Il faudra du temps au jeune narrateur pour comprendre la raison d’être de Vardan, son petit protégé caucasien, bouc émissaire d’une bande de voyous soviétiques mais ange tombé du ciel d’Arménie : il relève la prostituée enivrée, remarque ce que nul autre ne prend le temps de voir, la beauté d’un envol d’oies sauvages ou la main d’un prisonnier touchant le ciel à travers des barreaux. Pourquoi Vardan si fragile ou Sarven le vieux sage, Gulizar l’amoureuse ou Chamiram la généreuse, tous d’origine arménienne, se retrouvent-ils en Sibérie centrale, au milieu de nulle part, dans un quartier dénommé « le Bout du diable » ?

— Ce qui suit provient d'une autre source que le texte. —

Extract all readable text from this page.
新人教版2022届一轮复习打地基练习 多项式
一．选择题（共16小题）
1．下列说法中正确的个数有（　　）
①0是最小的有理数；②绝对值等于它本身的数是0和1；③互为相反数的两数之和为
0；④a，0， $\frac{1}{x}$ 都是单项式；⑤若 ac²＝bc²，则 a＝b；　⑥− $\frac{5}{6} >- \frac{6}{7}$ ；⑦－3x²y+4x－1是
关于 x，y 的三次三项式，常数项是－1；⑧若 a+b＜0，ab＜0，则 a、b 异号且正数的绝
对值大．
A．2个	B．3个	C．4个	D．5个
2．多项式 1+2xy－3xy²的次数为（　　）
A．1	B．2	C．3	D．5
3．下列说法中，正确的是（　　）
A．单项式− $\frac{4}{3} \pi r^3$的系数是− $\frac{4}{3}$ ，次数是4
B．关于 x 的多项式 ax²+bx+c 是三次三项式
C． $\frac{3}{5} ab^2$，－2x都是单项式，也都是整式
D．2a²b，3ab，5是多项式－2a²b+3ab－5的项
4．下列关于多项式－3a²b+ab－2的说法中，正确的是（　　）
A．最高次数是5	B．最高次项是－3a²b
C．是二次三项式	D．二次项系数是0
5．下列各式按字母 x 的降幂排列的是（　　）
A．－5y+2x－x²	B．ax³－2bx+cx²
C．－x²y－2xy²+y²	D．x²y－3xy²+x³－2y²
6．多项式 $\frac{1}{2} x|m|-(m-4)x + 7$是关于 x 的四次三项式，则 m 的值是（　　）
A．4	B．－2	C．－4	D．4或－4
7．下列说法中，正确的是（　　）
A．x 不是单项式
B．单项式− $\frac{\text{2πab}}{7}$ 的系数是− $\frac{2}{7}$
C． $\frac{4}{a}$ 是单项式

C’est ce que va apprendre peu à peu le jeune Makine et ses découvertes sont loin d’être finies. Il lui faudra toute une vie pour réaliser l’héroïsme de cette communauté venue s’installer près de ses proches, prisonniers politiques dont elle attend les jugements dans le plus grand dénuement. Par la sobriété du style qui creuse l’abîme entre la bêtise et la bonté humaines, par le point de vue d’un enfant qui ouvre la voie à « une autre dimension d’existence », ce livre est une leçon d’Histoire autant que d’espoir : Vardan, persuadé que le ciel est autant « sous nos semelles » qu’au-dessus de nos têtes, symbolise par son courage silencieux les nombreux sacrifiés qu’Andreï Makine ne peut et ne veut oublier. Inconditionnels de Makine, ce livre vous enchantera !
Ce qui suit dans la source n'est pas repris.